Facts about Emperor penguins
Emperor penguins facts
They inhabit Antarctica and the surrounding waters of the Southern Ocean. These penguins grow about 45 inches (115 cm) tall. They breed and raise their young almost exclusively on sea ice, in colonies that may contain over1000 individuals. Only a few colonies breed on land. Emperor penguins are the only penguin species that breed during the brutal Antarctic winter.

  • Their thick layer of blubber, combined with their thick layer of feathers helps them to stay warm. Most emperor penguins mate with the same individual for life. Females lay a single egg, which they pass off to the males. Then, the females go off to the ocean to hunt for 2 months. 

  • They primarily feed on fish, squid, and krill.

  • The males are responsible for protecting the eggs. They balance them on their feet and cover them with a fold of skin called the brood pouch. 

  • The Penguins will huddle together to escape the wind and conserve warmth. 

  • They take turns moving to the interior of the group, where it is warmer. Males eat nothing for the two months that they care for the eggs, causing them to lose half their body weight.

  • Females come back well fed when it is time for the chicks to hatch. They regurgitate food from their stomach to feed to the newly hatched chicks. At this time, the males will go off to feed. Only 50% of chicks survive to the end of the breeding season. 

  • As a chick grows, both parents take turns caring for it. By December, the Antarctic summer,the sea ice has begun to break up and the young penguins are ready to feed on their own. 
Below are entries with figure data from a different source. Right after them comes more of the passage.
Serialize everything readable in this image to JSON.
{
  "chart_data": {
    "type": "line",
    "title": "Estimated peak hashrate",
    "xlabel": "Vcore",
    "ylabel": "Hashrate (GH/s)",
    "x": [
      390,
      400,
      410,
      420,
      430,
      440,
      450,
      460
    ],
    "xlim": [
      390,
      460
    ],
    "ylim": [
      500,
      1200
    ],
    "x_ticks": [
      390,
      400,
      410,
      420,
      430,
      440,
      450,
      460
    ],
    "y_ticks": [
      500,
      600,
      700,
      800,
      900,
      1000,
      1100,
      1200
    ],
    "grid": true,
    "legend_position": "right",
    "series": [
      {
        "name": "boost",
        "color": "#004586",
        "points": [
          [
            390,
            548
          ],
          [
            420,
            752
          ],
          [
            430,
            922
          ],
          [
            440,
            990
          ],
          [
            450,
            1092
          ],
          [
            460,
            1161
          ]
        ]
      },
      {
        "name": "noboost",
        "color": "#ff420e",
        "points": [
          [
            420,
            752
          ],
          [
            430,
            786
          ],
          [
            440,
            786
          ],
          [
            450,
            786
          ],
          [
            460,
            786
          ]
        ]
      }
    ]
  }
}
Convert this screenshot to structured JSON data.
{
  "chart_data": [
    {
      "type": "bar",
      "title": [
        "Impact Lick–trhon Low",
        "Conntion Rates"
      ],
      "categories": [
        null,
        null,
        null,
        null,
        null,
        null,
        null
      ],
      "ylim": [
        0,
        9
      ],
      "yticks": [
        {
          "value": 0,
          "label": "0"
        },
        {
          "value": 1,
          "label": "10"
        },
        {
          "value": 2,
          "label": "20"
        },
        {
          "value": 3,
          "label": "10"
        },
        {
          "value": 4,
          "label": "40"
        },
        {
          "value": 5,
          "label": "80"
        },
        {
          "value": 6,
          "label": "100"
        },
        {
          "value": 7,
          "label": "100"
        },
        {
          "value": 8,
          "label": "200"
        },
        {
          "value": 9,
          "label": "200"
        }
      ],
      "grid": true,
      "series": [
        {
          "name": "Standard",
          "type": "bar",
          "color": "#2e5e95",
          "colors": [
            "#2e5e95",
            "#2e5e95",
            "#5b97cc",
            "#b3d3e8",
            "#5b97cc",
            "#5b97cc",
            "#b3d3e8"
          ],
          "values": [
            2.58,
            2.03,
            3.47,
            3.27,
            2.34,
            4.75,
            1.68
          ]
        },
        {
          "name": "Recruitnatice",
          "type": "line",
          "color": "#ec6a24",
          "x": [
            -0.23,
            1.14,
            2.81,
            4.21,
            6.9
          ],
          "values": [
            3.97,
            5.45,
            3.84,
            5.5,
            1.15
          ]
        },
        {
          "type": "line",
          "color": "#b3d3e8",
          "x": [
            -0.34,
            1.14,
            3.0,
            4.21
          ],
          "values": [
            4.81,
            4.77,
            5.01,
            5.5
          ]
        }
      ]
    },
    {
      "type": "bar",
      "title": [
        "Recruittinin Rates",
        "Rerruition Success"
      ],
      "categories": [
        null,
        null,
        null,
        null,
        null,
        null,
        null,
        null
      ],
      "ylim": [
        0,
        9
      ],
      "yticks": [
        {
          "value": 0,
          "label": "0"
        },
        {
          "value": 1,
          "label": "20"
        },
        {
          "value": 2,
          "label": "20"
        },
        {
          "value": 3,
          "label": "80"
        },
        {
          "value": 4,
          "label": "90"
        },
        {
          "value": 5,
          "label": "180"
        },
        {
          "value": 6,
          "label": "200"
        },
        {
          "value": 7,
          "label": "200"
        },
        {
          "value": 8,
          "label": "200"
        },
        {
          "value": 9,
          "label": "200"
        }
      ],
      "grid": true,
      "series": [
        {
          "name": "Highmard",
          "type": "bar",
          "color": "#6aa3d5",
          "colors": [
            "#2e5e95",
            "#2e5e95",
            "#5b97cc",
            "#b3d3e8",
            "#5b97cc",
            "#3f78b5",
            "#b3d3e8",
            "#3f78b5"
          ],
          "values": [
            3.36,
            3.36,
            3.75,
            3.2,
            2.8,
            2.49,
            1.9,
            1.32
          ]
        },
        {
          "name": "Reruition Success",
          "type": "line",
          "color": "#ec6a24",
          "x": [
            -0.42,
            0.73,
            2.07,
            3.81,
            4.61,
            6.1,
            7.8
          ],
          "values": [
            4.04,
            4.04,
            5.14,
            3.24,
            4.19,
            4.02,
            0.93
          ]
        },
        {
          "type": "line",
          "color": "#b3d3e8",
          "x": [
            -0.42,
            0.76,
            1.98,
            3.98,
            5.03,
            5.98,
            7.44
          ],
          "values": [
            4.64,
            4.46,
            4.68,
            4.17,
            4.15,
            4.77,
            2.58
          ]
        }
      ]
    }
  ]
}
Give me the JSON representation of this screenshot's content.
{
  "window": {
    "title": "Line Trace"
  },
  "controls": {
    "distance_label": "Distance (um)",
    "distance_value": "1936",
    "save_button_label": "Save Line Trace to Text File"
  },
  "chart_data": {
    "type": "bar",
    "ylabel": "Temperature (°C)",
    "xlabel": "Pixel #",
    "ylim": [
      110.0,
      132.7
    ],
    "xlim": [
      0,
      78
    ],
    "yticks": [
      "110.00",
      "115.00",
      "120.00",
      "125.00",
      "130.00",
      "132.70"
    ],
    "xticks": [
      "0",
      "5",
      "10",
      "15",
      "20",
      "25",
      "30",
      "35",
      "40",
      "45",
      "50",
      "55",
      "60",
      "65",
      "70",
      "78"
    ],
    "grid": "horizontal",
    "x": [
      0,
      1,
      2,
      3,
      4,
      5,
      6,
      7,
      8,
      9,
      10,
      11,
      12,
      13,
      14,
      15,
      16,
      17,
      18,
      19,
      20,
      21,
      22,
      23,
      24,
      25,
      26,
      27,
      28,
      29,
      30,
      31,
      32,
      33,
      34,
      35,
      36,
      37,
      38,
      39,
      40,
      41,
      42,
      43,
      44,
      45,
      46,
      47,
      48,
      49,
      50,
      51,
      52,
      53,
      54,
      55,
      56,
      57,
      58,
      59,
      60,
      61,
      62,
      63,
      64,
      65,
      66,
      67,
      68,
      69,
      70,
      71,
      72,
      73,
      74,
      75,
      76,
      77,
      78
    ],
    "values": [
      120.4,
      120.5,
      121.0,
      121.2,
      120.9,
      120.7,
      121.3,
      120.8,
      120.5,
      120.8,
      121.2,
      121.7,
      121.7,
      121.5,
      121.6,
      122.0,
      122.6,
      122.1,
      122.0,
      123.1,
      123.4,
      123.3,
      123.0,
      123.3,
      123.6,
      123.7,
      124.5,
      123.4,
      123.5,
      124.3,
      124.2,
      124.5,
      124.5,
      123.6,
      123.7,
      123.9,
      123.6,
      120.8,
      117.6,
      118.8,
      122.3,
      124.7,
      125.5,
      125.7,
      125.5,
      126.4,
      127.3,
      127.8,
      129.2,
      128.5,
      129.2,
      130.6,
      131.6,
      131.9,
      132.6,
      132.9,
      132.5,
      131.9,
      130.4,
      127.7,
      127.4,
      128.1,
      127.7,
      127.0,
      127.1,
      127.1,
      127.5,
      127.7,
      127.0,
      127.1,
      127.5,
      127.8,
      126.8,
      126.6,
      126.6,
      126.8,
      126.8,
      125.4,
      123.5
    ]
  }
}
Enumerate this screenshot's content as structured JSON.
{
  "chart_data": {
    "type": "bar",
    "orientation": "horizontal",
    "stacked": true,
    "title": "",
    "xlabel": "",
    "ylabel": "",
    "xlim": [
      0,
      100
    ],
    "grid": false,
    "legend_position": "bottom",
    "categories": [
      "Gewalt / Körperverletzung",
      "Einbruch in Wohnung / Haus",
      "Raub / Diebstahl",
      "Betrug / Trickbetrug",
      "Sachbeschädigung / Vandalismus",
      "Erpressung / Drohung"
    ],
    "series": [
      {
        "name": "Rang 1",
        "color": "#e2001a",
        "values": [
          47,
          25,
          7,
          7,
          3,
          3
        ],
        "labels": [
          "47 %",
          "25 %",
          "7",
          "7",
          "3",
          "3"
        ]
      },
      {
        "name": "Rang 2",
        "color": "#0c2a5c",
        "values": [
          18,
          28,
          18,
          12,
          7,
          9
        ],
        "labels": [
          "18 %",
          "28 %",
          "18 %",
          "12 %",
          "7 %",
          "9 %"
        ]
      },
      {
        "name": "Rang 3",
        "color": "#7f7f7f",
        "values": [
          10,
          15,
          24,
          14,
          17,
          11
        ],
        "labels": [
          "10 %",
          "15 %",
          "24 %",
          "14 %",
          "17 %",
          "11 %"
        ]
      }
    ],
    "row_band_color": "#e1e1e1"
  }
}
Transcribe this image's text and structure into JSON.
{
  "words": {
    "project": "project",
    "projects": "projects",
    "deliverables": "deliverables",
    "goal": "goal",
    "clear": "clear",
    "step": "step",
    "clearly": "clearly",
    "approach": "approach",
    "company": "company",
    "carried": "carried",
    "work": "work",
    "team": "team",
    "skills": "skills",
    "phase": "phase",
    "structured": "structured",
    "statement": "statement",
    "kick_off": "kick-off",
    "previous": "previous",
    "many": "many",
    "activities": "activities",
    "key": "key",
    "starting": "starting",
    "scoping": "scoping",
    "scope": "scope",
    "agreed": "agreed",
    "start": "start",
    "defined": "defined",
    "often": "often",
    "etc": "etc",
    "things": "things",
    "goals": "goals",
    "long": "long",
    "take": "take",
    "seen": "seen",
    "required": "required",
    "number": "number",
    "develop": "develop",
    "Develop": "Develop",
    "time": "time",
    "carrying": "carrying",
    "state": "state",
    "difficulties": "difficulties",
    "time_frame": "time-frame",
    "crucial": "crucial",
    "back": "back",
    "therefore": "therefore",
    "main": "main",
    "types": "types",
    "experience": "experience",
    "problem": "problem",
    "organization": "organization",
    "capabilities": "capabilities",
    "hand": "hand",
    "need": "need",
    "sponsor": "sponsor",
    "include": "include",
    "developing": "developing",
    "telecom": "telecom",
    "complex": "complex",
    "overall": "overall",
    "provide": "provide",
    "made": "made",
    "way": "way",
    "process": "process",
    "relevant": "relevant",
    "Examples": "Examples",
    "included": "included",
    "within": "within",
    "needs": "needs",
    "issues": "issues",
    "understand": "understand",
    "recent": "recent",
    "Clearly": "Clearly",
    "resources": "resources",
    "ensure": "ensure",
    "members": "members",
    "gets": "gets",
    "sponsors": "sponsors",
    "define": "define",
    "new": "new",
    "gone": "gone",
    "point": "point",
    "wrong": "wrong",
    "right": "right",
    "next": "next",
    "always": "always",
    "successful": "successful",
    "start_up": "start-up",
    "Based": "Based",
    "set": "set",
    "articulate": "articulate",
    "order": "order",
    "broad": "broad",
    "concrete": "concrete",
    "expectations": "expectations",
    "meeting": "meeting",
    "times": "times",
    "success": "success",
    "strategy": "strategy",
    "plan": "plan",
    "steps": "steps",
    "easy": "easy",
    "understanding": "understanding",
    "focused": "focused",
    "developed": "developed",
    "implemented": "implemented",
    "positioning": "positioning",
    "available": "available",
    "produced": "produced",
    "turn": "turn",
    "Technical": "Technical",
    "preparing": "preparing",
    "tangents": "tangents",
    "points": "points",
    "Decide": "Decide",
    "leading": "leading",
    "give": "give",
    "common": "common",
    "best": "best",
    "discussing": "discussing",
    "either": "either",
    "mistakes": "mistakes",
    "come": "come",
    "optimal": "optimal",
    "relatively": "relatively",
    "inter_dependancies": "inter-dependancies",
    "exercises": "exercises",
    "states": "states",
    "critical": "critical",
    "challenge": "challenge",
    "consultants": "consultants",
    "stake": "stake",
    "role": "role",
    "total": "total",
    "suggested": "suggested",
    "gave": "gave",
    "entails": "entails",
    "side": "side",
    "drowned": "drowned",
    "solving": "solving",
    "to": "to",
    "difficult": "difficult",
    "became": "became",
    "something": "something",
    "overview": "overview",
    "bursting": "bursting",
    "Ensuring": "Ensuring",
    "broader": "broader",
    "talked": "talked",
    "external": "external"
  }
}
  • Emperor penguins are excellent swimmers. They have the deepest and longest dives of any bird species. They can dive down to 1800 feet (550m) below the surface and stay underwater for over20 minutes.

These penguins are threatened by climate change because it affects the sea ice that they depend on. Not only is sea ice important for successful breeding, but krill, a major food source for emperor penguins, relies on the organisms that grow on the underside of sea ice for food. With less sea ice, there is less food for krill, causing there to be less krill for emperor penguins.